Infatti, cosa succedera’ ai migranti che continueranno a partire dalle coste africane? Crediamo che saremo costretti ad assistere a quei balletti e scaricabarile che hanno caratterizzato le ultime settimane, da quando il ministro italiano dell’Interno ha posto il suo “niet”.
Giusto o sbagliato che lo si possa giudicare, è comunque un “niet” il cui prezzo sono vite umane, colpevoli di essere tali e per di più povere e disgraziate, provenienti da dimensioni che sono quel che sono per aver dato ricchezza a quei Paesi verso cui questi disgraziati cercano di entrare.
E’ la politica, mi si dirà. Certo, anche questa è la politica. Ma per noi è disumana, incivile, suicida.
Il contributo che vogliamo qui dare per capire come nasce e come si alimenta una politica del genere, è istituzionale. Cercare di spiegare e capire chi oggi siamo e dove vogliamo andare.
L’incontro europeo è stato quello del Consiglio Europeo che, composto dai capi di Stato o di governo dei singoli membri, sbrogliandosi dalle procedure delle istituzioni dell’Unione, ha il compito di definire l’indirizzo politico dell’Ue ed esaminare i principali problemi del processo di integrazione. Il Consiglio europeo non va confuso col Consiglio dell’Unione Europea (che ha il potere legislativo dell’Unione al pari del Parlamento Europeo). E non deve essere confuso neanche col Consiglio d’Europa (organizzazione internazionale indipendente dall’UE). In soldoni: il Consiglio europeo è quello che nelle cose di un certo peso conta, perché se non ci sono i consensi degli Stati sovrani, in Ue non c’è foglia che si possa muovere.
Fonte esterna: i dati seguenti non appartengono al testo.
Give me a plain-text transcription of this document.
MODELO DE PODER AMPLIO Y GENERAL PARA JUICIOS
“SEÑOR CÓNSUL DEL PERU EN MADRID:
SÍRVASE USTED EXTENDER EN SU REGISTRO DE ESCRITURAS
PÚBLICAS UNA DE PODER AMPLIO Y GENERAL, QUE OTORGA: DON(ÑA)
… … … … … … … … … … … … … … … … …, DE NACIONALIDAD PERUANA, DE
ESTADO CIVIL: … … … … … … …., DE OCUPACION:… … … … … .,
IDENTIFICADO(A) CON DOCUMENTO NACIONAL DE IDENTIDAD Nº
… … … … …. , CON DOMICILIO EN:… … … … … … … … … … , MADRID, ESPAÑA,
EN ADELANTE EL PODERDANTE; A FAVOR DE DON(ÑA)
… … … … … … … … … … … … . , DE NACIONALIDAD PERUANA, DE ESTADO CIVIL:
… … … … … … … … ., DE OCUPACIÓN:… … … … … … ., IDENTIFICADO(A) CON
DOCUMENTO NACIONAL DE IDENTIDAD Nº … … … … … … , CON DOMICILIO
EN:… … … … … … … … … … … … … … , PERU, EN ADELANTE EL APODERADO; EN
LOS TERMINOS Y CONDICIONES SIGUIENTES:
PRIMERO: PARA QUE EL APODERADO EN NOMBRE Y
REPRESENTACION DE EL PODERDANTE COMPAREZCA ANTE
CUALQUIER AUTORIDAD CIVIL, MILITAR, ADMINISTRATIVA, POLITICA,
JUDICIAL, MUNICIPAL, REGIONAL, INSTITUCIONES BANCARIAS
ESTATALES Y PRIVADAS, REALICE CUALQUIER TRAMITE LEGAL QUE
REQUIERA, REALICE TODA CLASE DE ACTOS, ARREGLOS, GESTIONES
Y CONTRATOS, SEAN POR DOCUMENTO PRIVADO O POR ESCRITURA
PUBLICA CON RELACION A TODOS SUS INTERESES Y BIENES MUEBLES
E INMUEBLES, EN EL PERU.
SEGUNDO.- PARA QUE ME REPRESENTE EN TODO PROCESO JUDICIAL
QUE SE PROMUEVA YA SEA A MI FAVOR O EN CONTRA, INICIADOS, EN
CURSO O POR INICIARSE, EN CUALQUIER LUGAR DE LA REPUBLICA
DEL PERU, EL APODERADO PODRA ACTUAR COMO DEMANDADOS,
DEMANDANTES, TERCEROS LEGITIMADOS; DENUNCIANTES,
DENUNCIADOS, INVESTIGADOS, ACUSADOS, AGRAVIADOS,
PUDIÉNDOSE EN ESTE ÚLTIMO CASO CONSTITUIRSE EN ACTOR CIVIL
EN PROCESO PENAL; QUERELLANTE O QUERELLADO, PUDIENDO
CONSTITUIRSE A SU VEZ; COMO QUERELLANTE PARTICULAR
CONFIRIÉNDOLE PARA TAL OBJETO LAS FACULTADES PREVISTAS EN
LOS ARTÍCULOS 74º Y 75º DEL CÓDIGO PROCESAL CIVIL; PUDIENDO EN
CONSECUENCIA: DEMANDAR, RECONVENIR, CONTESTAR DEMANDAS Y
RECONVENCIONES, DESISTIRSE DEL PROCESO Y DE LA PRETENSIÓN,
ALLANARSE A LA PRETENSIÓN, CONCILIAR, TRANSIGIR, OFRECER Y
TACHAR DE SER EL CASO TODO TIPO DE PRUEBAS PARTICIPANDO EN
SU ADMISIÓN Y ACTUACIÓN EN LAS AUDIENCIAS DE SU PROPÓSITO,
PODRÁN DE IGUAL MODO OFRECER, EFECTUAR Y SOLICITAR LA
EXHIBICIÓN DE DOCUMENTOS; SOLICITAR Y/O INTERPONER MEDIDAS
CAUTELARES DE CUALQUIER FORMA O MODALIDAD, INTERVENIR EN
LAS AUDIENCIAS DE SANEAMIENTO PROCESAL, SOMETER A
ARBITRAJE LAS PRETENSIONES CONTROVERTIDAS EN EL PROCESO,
Il Consiglio europeo è quindi una sorta di contraddizione di quello che banalmente ci si possa immaginare dell’Ue e del processo di costruzione di quel soggetto che quelli come noi – federalisti europei – vorrebbero costruire.
Sul pratico dell’argomento di cui stiamo scrivendo: Non esiste un soggetto politico europeo che abbia una visione europea dei problemi e prenda di conseguenza decisioni per l’Europa tutta. Esiste, invece, una sorta di confederazione che risponde a scarse regole (visto che il Consiglio europeo è sganciato dai meccanismi dell’Unione) e che, non a caso, fa affrontare i problemi di un certo peso ad un’assemblea di capi di Stato, dove ognuno ha come proprio imperativo quello di rispondere alla propria nazione.
Chiarito questo, va da sé che non ci si poteva aspettare altro dall’incontro di Bruxelles che ha confermato ciò che già c’era in materia di immigrazione. Quindi, il problema non è che manchi la volontà politica per affrontare e risolvere i problemi europei, o che il nostro premier Conte sia andato a braccetto col precedentemente vituperato Macron, o che abbiano vinto i Paesi di Visegrad (Ungheria, Polonia, Slovacchia e Repubblica Ceca) o la moderazione della tedesca Angela Merkel. No, il problema è che un organismo del genere è quello che è, il riflesso degli Stati Nazionali e, al massimo (come accade da sempre e anche in questo caso) possono arrivare ad una conclusione che, non violando nessuna “legge” (il Trattato di Dublino nella fattispecie) debba tener conto del singolo e non scalfibile potere sovrano di ognuno di loro. Con tutto il rispetto, anche peggio dell’ONU!! Altro che Stati Uniti d’Europa.